Minister of Justice
- In office 2022–2024
- President: Mokgweetsi Masisi
- Succeeded by: Nelson Ramaotwana

Minister of Employment, Labour Productivity and Skills Development
- In office 2022–2022
- President: Mokgweetsi Masisi
- Preceded by: Mpho Balopi
- Succeeded by: Office abolished

Member of Parliament for Chobe
- In office 2014–2024

Personal details
- Born: 23 September 1976
- Died: 3 April 2026 (aged 49)
- Citizenship: Botswana
- Party: Botswana Democratic Party
- Occupation: Politician

= Machana Shamukuni =

Motswana politician (1976-2026)

Machana Ronald Shamukuni (23 September 1976 – 3 April 2026) was a Motswana politician who served as the Minister of Justice from the department's creation in 2022 until 2024. He was a Member of the National Assembly for the constituency of Chobe from 2014–2024.

== Life and career ==
Shamukuni was elected to represent Chobe in the National Assembly in the 2014 general election when he defeated BCP candidate Gibson Nshimwe, receiving 4,114 votes over Nshimwe's 3,166. During his first term, Shamukuni was appointed Assistant Minister of Presidential Affairs.

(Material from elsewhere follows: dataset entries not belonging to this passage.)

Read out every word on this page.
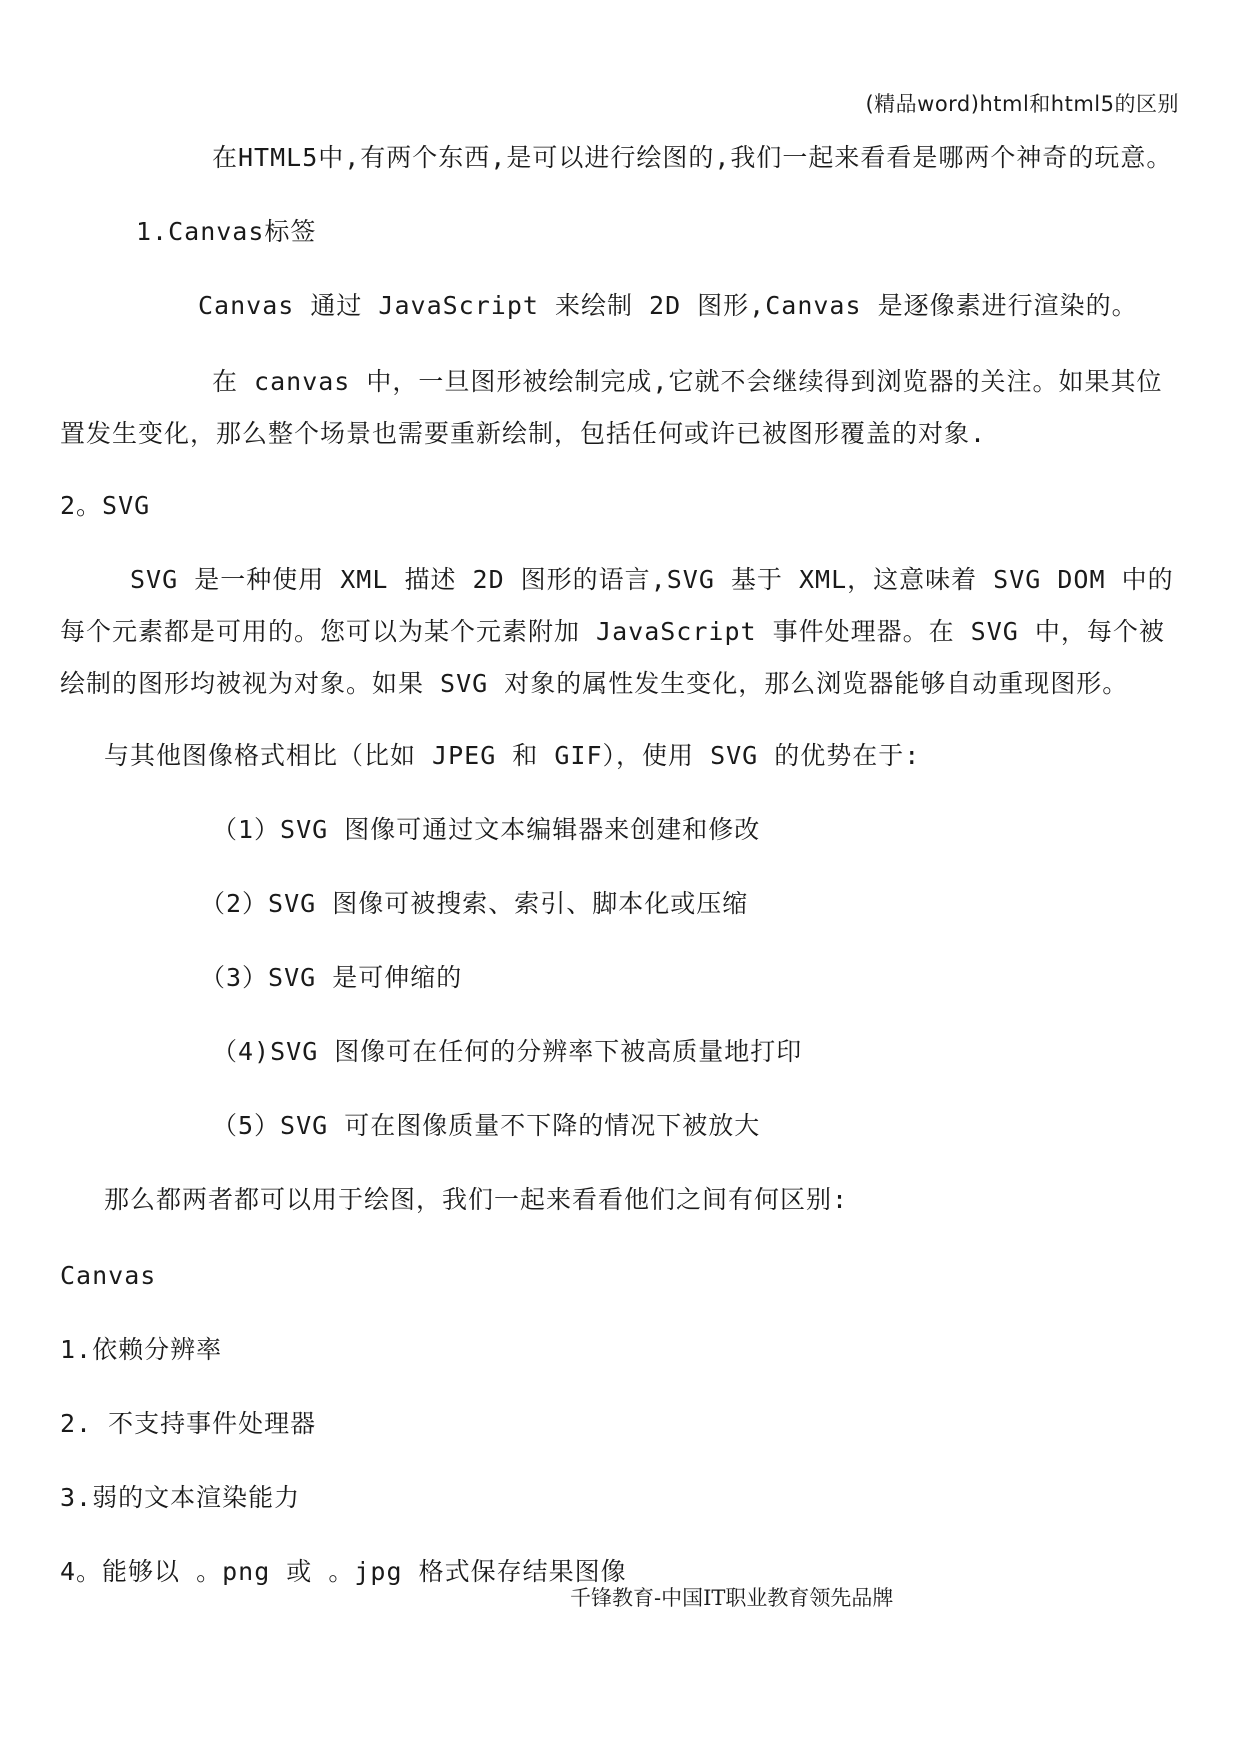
(精品word)html和html5的区别
在HTML5中,有两个东西,是可以进行绘图的,我们一起来看看是哪两个神奇的玩意。
1.Canvas标签
Canvas 通过 JavaScript 来绘制 2D 图形,Canvas 是逐像素进行渲染的。
在 canvas 中，一旦图形被绘制完成,它就不会继续得到浏览器的关注。如果其位置发生变化，那么整个场景也需要重新绘制，包括任何或许已被图形覆盖的对象.
2。SVG
SVG 是一种使用 XML 描述 2D 图形的语言,SVG 基于 XML，这意味着 SVG DOM 中的每个元素都是可用的。您可以为某个元素附加 JavaScript 事件处理器。在 SVG 中，每个被绘制的图形均被视为对象。如果 SVG 对象的属性发生变化，那么浏览器能够自动重现图形。
与其他图像格式相比（比如 JPEG 和 GIF），使用 SVG 的优势在于:
（1）SVG 图像可通过文本编辑器来创建和修改
（2）SVG 图像可被搜索、索引、脚本化或压缩
（3）SVG 是可伸缩的
（4)SVG 图像可在任何的分辨率下被高质量地打印
（5）SVG 可在图像质量不下降的情况下被放大
那么都两者都可以用于绘图，我们一起来看看他们之间有何区别:
Canvas
1.依赖分辨率
2. 不支持事件处理器
3.弱的文本渲染能力
4。能够以 。png 或 。jpg 格式保存结果图像
千锋教育-中国IT职业教育领先品牌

He won reelection in 2019 against UDC candidate Simasiku Mapulanga, receiving 4,575 votes over Mapulanga's 3,200. When his second term began, President Mokgweetsi Masisi did not retain him in the new cabinet. In January 2022, Masisi appointed Shamukuni as the Minister of Employment, Labour Productivity and Skills Development. Later that year, Masisi appointed Shamukuni as minister of the newly created Ministry of Justice. Shamukuni died in April 2026.